Je pense qu’il y a aussi une différence au niveau comportemental entre chercheurs francais et canadiens. Ayant signé les premiers appels de SLR, je m’en désolidarise de plus en plus tant je trouve que l’objectif sous jacent vise à maintenir un certain nombre de privilèges (ou d’acquis, c est selon).
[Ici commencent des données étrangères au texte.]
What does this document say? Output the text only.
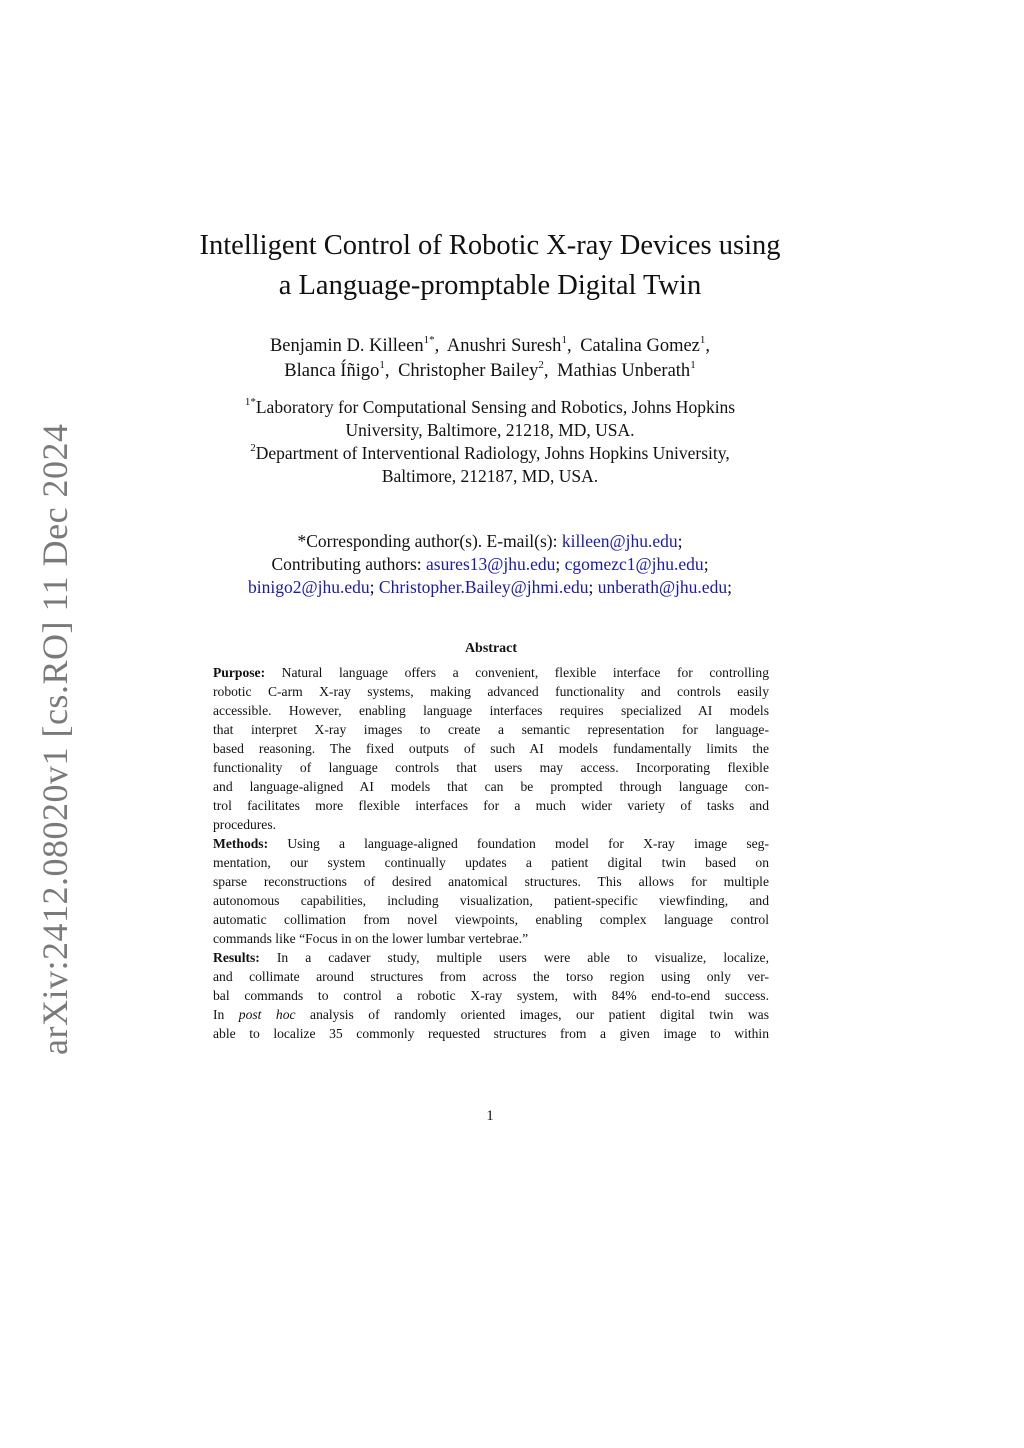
arXiv:2412.08020v1 [cs.RO] 11 Dec 2024
Intelligent Control of Robotic X-ray Devices using
a Language-promptable Digital Twin
Benjamin D. Killeen$^{1*}$, Anushri Suresh$^1$, Catalina Gomez$^1$,
Blanca Íñigo$^1$, Christopher Bailey$^2$, Mathias Unberath$^1$
$^{1*}$Laboratory for Computational Sensing and Robotics, Johns Hopkins
University, Baltimore, 21218, MD, USA.
$^2$Department of Interventional Radiology, Johns Hopkins University,
Baltimore, 212187, MD, USA.
*Corresponding author(s). E-mail(s): killeen@jhu.edu;
Contributing authors: asures13@jhu.edu; cgomezc1@jhu.edu;
binigo2@jhu.edu; Christopher.Bailey@jhmi.edu; unberath@jhu.edu;
Abstract
Purpose: Natural language offers a convenient, flexible interface for controlling
robotic C-arm X-ray systems, making advanced functionality and controls easily
accessible. However, enabling language interfaces requires specialized AI models
that interpret X-ray images to create a semantic representation for language-
based reasoning. The fixed outputs of such AI models fundamentally limits the
functionality of language controls that users may access. Incorporating flexible
and language-aligned AI models that can be prompted through language con-
trol facilitates more flexible interfaces for a much wider variety of tasks and
procedures.
Methods: Using a language-aligned foundation model for X-ray image seg-
mentation, our system continually updates a patient digital twin based on
sparse reconstructions of desired anatomical structures. This allows for multiple
autonomous capabilities, including visualization, patient-specific viewfinding, and
automatic collimation from novel viewpoints, enabling complex language control
commands like “Focus in on the lower lumbar vertebrae.”
Results: In a cadaver study, multiple users were able to visualize, localize,
and collimate around structures from across the torso region using only ver-
bal commands to control a robotic X-ray system, with 84% end-to-end success.
In post hoc analysis of randomly oriented images, our patient digital twin was
able to localize 35 commonly requested structures from a given image to within
1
J’ai appris a apprécier l’idée de compétition constructive entre chercheurs, ce qui laisse également la place a la collaboration. J’apprécie l’idée de méritocratie(meme si je concois que les organismes décisionnaires sont parfois tres partiaux) et j ai changé d’idée depuis mon arrivée au Canada quant aux principes de sélection et de couts des études (meme si je suis partisan d un accès a l’éducation pour tous).
– la sélection parce que trop souvent en France j ai vu des étudiants perdre leur temps dans des voies de garage en attendant de voir mieux mais également parce que je ne pense pas que ce soit bon de laisser trop d’étudiants s engager sur des voies avec tres peu de chance de débouchés par la suite.
– le cout des études car cela responsabilise les étudiants vis a vis de leurs études, rendrait donc un certain nombre d entre eux plus serieux. Par ailleurs cela est couplé avec l existance au Canada de moyens de financement (bourses, prets, jobs étudiants) bien plus nombreux et conséquents qu en France. Je ne suis pas originaire d un milieu bourgeois et j ai pu faire financer 6 ans d’études par ces moyens, ayant un niveau de vie tres correcte

Cependant pour mon expérience personnelle et contrairement a un précédent témoignage, j ai aimé mes années universitaires francaises, au niveau relations avec les autres étudiants. Si on ne peut etre ami avec toute sa promo, les gens que j y ai cotoyés etaient quand meme en général très sympathique et ne rechignaient pas a apporter leur aide si besoin était. Alors qu’au Canada, c’etait parfois un peu du “chacun pour sa gueule”.

L’évaluation par les élèves, j y ai gouté en tant que chargé de TD. J’en retire un sentiment positif vu que ca m’a permis de m’ameliorer (les commentaires pouvant etre consultés par les profs) et que c’etait généralement fait de maniere mature (pas de chasse aux sorcieres).

Tout ceci contribue a avoir des étudiants motivés et des profs interessés a travailler avec eux meme si la chaleur interpersonnelle dépend de chacun et que la nation francaise n’est pas reconnu à l’etranger pour etre la plus charmante et accueillante des nationalités. Un effort de chacun donc.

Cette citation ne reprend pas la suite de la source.